In order to claim discrimination under the Americans with Disabilities Act, employees must demonstrate that they could perform the essential functions of the job but were denied a reasonable accommodation. Some employers analyze the employee’s medical restrictions in terms of the job’s requirements and conclude that there are no reasonable or effective means by which the employee can perform that job. However, the ADA’s reasonable accommodation analysis requires one additional step. If the employee can no longer do his or her current job, is there an alternative position that they can perform?
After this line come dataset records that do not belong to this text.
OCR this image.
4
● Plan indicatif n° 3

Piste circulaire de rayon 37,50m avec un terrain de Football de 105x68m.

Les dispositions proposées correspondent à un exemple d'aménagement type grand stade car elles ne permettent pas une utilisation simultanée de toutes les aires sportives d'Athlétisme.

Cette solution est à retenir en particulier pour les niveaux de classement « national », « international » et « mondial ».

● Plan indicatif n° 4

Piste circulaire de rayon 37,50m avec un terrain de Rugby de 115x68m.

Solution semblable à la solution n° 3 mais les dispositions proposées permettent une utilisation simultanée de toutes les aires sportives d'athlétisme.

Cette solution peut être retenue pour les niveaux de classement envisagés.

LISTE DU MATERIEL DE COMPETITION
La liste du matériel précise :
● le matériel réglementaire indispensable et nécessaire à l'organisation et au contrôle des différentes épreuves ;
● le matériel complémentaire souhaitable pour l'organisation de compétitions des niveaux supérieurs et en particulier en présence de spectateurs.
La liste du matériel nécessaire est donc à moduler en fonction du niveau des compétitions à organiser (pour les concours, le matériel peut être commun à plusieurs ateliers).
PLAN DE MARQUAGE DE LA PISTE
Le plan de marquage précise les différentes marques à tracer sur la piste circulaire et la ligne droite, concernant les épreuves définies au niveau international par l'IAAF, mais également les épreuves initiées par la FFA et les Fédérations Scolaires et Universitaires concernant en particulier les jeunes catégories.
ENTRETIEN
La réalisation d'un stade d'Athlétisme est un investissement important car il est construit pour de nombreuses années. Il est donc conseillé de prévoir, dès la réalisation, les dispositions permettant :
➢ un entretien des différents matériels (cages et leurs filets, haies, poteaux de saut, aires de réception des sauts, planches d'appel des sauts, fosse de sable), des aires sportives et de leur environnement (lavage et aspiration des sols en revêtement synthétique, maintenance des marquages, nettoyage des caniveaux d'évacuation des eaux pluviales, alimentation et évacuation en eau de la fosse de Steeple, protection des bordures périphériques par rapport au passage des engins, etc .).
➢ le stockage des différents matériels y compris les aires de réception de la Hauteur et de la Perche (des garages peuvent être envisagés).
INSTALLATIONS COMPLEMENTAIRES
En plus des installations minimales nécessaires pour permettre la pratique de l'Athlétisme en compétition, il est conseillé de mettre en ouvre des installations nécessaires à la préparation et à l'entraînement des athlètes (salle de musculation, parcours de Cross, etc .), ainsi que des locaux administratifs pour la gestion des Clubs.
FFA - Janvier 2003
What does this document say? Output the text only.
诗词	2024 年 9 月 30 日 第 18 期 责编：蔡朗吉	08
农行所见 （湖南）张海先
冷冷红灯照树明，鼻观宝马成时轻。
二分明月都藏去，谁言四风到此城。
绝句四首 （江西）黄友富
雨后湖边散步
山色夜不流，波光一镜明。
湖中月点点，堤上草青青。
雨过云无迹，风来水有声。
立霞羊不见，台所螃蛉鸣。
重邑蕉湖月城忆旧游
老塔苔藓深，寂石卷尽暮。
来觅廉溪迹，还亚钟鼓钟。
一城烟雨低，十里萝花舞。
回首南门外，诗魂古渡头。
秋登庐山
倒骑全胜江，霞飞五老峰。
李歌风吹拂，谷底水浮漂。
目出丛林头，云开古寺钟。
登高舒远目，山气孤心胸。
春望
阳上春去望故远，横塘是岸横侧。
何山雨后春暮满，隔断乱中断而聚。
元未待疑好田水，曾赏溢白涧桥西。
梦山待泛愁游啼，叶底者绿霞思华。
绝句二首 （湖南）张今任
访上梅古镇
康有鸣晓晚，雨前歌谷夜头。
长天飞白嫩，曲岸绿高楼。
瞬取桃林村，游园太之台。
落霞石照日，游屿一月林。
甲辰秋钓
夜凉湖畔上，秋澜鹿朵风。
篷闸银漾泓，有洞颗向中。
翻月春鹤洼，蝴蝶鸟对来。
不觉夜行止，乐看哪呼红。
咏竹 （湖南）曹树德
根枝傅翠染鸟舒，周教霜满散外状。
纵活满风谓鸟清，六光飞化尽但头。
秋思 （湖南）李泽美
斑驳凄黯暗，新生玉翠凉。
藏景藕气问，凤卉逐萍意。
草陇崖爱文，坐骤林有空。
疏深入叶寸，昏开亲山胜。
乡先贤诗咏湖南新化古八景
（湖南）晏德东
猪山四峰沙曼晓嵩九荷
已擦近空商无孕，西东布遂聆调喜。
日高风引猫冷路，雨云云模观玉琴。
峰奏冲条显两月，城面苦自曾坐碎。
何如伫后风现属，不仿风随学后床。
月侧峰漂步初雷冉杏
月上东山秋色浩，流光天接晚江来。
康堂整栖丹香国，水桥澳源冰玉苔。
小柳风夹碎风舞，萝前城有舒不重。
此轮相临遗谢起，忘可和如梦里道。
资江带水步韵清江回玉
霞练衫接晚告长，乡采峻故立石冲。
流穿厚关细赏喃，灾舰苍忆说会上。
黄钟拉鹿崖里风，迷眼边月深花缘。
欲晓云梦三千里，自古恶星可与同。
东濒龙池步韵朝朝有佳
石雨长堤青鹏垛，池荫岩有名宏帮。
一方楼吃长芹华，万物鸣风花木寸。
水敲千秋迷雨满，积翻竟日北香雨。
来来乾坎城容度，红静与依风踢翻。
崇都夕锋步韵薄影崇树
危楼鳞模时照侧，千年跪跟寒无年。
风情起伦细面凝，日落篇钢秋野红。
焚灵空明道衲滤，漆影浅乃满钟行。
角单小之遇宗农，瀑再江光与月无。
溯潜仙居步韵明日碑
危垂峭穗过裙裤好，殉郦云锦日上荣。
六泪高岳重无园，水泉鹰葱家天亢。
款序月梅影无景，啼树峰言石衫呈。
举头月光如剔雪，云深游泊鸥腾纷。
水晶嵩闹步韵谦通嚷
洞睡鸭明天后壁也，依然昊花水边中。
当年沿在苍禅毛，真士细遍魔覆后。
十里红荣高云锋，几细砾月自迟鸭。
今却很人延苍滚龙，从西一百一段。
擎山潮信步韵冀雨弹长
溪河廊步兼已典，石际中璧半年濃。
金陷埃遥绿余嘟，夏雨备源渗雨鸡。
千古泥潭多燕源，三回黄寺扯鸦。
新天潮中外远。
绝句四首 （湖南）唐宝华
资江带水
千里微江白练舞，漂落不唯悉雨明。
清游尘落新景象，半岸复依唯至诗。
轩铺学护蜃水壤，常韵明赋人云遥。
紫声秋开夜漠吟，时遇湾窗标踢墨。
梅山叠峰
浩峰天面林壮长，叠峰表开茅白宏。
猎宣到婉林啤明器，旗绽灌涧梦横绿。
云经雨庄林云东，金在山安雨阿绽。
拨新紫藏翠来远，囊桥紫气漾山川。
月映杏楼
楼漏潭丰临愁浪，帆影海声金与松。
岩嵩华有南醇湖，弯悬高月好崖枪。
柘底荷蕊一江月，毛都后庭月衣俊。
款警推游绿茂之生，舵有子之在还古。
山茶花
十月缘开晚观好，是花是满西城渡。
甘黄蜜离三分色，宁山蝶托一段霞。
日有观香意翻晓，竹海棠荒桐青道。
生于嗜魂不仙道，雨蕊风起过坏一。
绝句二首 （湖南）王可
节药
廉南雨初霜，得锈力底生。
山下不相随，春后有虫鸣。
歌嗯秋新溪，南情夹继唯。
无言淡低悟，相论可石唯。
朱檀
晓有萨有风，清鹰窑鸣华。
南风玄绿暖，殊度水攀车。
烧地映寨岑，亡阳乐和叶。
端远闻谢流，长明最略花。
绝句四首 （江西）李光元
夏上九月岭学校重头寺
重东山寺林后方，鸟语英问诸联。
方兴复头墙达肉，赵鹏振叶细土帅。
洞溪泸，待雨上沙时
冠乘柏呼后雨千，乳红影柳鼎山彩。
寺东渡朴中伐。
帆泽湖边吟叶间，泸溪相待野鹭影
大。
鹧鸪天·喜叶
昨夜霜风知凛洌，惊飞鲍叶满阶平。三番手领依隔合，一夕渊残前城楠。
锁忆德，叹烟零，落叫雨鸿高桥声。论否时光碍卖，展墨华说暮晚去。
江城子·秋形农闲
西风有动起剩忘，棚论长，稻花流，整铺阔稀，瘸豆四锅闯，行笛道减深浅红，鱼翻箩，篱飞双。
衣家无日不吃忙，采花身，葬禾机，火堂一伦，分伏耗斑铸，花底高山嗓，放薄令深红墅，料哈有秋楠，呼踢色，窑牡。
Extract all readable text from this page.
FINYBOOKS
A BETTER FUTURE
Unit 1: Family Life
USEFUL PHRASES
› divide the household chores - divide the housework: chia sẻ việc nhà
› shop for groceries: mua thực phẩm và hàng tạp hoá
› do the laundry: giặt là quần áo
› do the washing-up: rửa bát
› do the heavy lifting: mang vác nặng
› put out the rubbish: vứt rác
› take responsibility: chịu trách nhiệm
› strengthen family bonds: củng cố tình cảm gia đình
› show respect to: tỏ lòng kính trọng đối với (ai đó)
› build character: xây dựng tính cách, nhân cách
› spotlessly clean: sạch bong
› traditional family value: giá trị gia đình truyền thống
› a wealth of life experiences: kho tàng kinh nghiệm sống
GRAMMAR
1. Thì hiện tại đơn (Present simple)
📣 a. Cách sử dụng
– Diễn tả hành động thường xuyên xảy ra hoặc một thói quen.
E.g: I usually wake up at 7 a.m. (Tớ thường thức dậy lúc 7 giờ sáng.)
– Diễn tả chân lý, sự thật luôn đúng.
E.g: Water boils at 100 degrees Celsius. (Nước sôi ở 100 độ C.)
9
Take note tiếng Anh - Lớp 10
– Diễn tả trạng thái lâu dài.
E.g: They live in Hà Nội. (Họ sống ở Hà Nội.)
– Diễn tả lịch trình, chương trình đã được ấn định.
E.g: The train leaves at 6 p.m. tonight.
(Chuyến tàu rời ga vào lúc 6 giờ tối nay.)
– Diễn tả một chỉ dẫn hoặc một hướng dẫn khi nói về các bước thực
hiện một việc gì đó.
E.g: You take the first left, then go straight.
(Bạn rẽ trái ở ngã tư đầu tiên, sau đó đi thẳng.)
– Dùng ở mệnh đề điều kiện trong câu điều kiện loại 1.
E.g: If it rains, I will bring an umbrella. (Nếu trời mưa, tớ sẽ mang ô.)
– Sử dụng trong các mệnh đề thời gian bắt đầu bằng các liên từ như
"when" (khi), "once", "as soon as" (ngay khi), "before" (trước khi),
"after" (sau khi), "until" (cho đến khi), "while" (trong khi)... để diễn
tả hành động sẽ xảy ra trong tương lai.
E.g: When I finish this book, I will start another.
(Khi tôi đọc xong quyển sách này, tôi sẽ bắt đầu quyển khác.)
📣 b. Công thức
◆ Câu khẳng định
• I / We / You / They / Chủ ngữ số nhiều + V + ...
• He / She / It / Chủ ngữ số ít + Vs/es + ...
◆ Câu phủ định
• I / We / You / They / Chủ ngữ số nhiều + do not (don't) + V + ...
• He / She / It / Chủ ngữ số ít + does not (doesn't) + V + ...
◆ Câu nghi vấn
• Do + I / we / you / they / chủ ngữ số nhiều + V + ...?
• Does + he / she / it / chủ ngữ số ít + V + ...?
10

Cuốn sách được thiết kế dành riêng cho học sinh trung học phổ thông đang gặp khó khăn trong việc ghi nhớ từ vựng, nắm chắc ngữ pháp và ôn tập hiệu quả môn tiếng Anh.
Last month in Fisher v. Nissan North America, Inc., the Sixth Circuit Court of Appeals reversed dismissal of an ADA claim and remanded the matter for consideration of whether the employee should have been offered a transfer. After receiving a kidney transplant and a long leave of absence, the plaintiff was terminated following continuing struggles to meet the physical requirements of his prior position. He sued, claiming that Nissan should have allowed him to transfer to a considerably less demanding role. The Sixth Circuit agreed, remanding the claim for consideration of the reasonableness of this request.
The court overturned dismissal despite the employer’s strong evidence of having engaged in a thorough interactive process that concluded that the plaintiff was unable to stay in his old job. The company erred by failing to include in this process any documentation of consideration of alternative positions. The ADA does not require employers to create new jobs or to displace other workers. However, if the company has vacant available positions that meet the employee’s qualifications and medical abilities, he or she should be considered for those jobs as a final alternative to termination. If no such jobs are available at the time of this analysis, this fact should be included in the employer’s accommodation documentation.